Analyzing my blog is taking longer than expected but my goal is to have something meaningful over the weekend. In the meantime I wanted to share a quick script I discovered to generate a word cloud in R. I remember doing this years back in D3 and having to spend a bunch of time figuring it out. Compared to that doing it in R is a breeze. In this case I have a CSV dump of my blog in /tmp/out.csv and am generating two word clouds - one for keywords and the other for tags of my blog posts.
# Install and the libraries
install.packages("tm")
install.packages("SnowballC")
install.packages("wordcloud")
library(tm)
library(SnowballC)
library(wordcloud)
# Read the file
df = read.csv("/tmp/out.csv", header=TRUE)
# Now generate the two word clouds.
# Most of the work here is removing the unncessary and common words
# as well as optionally stemming each of the words.
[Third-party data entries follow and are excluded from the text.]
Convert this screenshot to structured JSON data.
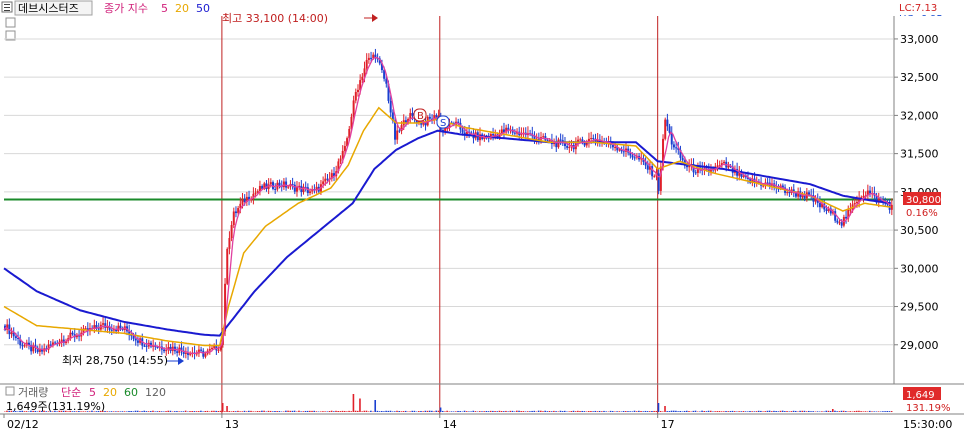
{
  "header": {
    "ticker": "데브시스터즈",
    "ma_label": "종가 지수",
    "ma_periods": [
      "5",
      "20",
      "50"
    ],
    "lc": "LC:7.13",
    "hc": "HC:-6.95"
  },
  "annotations": {
    "high": "최고 33,100 (14:00)",
    "low": "최저 28,750 (14:55)",
    "buy_marker": "B",
    "sell_marker": "S"
  },
  "current": {
    "price": "30,800",
    "change": "0.16%",
    "volume": "1,649",
    "volume_pct": "131.19%"
  },
  "volume_panel": {
    "title": "거래량",
    "ma_label": "단순",
    "ma_periods": [
      "5",
      "20",
      "60",
      "120"
    ],
    "readout": "1,649주(131.19%)"
  },
  "time_axis": {
    "labels": [
      "02/12",
      "13",
      "14",
      "17"
    ],
    "end_time": "15:30:00"
  },
  "colors": {
    "up": "#e0202a",
    "down": "#1a3fd0",
    "ma5": "#e040a0",
    "ma20": "#e8a800",
    "ma50": "#1a1ad0",
    "hline": "#1a8a2a",
    "session": "#c02020"
  },
  "chart_data": {
    "type": "candlestick",
    "ylim": [
      28500,
      33300
    ],
    "yticks": [
      "29,000",
      "29,500",
      "30,000",
      "30,500",
      "31,000",
      "31,500",
      "32,000",
      "32,500",
      "33,000"
    ],
    "horizontal_line": 30900,
    "sessions": [
      "02/12",
      "13",
      "14",
      "17"
    ],
    "price_path": [
      [
        0,
        29250
      ],
      [
        8,
        29000
      ],
      [
        16,
        28900
      ],
      [
        24,
        29050
      ],
      [
        35,
        29150
      ],
      [
        45,
        29250
      ],
      [
        55,
        29200
      ],
      [
        62,
        29050
      ],
      [
        70,
        28980
      ],
      [
        78,
        28950
      ],
      [
        86,
        28900
      ],
      [
        92,
        28880
      ],
      [
        99,
        29000
      ],
      [
        100,
        29200
      ],
      [
        102,
        30300
      ],
      [
        105,
        30700
      ],
      [
        110,
        30900
      ],
      [
        118,
        31050
      ],
      [
        126,
        31100
      ],
      [
        134,
        31050
      ],
      [
        142,
        31000
      ],
      [
        150,
        31200
      ],
      [
        156,
        31550
      ],
      [
        161,
        32300
      ],
      [
        166,
        32700
      ],
      [
        170,
        32800
      ],
      [
        175,
        32400
      ],
      [
        179,
        31700
      ],
      [
        185,
        32000
      ],
      [
        192,
        31900
      ],
      [
        199,
        32000
      ],
      [
        200,
        31800
      ],
      [
        206,
        31900
      ],
      [
        212,
        31750
      ],
      [
        220,
        31700
      ],
      [
        230,
        31800
      ],
      [
        240,
        31750
      ],
      [
        250,
        31650
      ],
      [
        260,
        31600
      ],
      [
        270,
        31700
      ],
      [
        280,
        31600
      ],
      [
        290,
        31450
      ],
      [
        299,
        31200
      ],
      [
        300,
        31050
      ],
      [
        303,
        31950
      ],
      [
        306,
        31650
      ],
      [
        312,
        31350
      ],
      [
        320,
        31250
      ],
      [
        330,
        31350
      ],
      [
        340,
        31150
      ],
      [
        350,
        31100
      ],
      [
        360,
        31000
      ],
      [
        368,
        30950
      ],
      [
        375,
        30800
      ],
      [
        380,
        30700
      ],
      [
        384,
        30600
      ],
      [
        388,
        30750
      ],
      [
        392,
        30950
      ],
      [
        396,
        31000
      ],
      [
        400,
        30900
      ],
      [
        404,
        30850
      ],
      [
        407,
        30800
      ]
    ],
    "ma50_path": [
      [
        0,
        30000
      ],
      [
        15,
        29700
      ],
      [
        35,
        29450
      ],
      [
        55,
        29300
      ],
      [
        75,
        29200
      ],
      [
        92,
        29130
      ],
      [
        99,
        29120
      ],
      [
        104,
        29300
      ],
      [
        115,
        29700
      ],
      [
        130,
        30150
      ],
      [
        145,
        30500
      ],
      [
        160,
        30850
      ],
      [
        170,
        31300
      ],
      [
        180,
        31550
      ],
      [
        190,
        31700
      ],
      [
        199,
        31800
      ],
      [
        210,
        31750
      ],
      [
        230,
        31700
      ],
      [
        250,
        31650
      ],
      [
        270,
        31650
      ],
      [
        290,
        31650
      ],
      [
        300,
        31400
      ],
      [
        315,
        31350
      ],
      [
        330,
        31300
      ],
      [
        350,
        31200
      ],
      [
        370,
        31100
      ],
      [
        385,
        30950
      ],
      [
        395,
        30900
      ],
      [
        407,
        30850
      ]
    ],
    "ma20_path": [
      [
        0,
        29500
      ],
      [
        15,
        29250
      ],
      [
        35,
        29200
      ],
      [
        55,
        29150
      ],
      [
        75,
        29050
      ],
      [
        92,
        28990
      ],
      [
        99,
        28990
      ],
      [
        103,
        29500
      ],
      [
        110,
        30200
      ],
      [
        120,
        30550
      ],
      [
        135,
        30850
      ],
      [
        150,
        31050
      ],
      [
        158,
        31350
      ],
      [
        165,
        31800
      ],
      [
        172,
        32100
      ],
      [
        180,
        31900
      ],
      [
        190,
        31900
      ],
      [
        199,
        31950
      ],
      [
        210,
        31850
      ],
      [
        230,
        31750
      ],
      [
        250,
        31650
      ],
      [
        270,
        31650
      ],
      [
        290,
        31600
      ],
      [
        300,
        31300
      ],
      [
        310,
        31400
      ],
      [
        325,
        31250
      ],
      [
        340,
        31150
      ],
      [
        355,
        31050
      ],
      [
        370,
        30950
      ],
      [
        385,
        30750
      ],
      [
        395,
        30850
      ],
      [
        407,
        30800
      ]
    ],
    "volume_spikes": [
      [
        100,
        6
      ],
      [
        102,
        4
      ],
      [
        160,
        12
      ],
      [
        163,
        9
      ],
      [
        170,
        8
      ],
      [
        200,
        3
      ],
      [
        300,
        6
      ],
      [
        303,
        4
      ],
      [
        380,
        2
      ]
    ]
  }
}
In my case since
# I'm plotting the keywords and tags I ignore this step.
corpus <- Corpus(VectorSource(df$keywords))
corpus <- tm_map(corpus, PlainTextDocument)
corpus <- tm_map(corpus, removePunctuation)
corpus <- tm_map(corpus, removeWords, stopwords('english'))
# corpus <- tm_map(corpus, stemDocument)
corpus <- tm_map(corpus, removeWords, c('the', 'this', stopwords('english')))
wordcloud(corpus, max.words = 100, random.order = FALSE, scale=c(1,.5))
corpus <- Corpus(VectorSource(df$tags))
corpus <- tm_map(corpus, PlainTextDocument)
corpus <- tm_map(corpus, removePunctuation)
corpus <- tm_map(corpus, removeWords, stopwords('english'))
# corpus <- tm_map(corpus, stemDocument)
corpus <- tm_map(corpus, removeWords, c('the', 'this', stopwords('english')))
wordcloud(corpus, max.words = 100, random.order = FALSE, scale=c(1.5,0.5))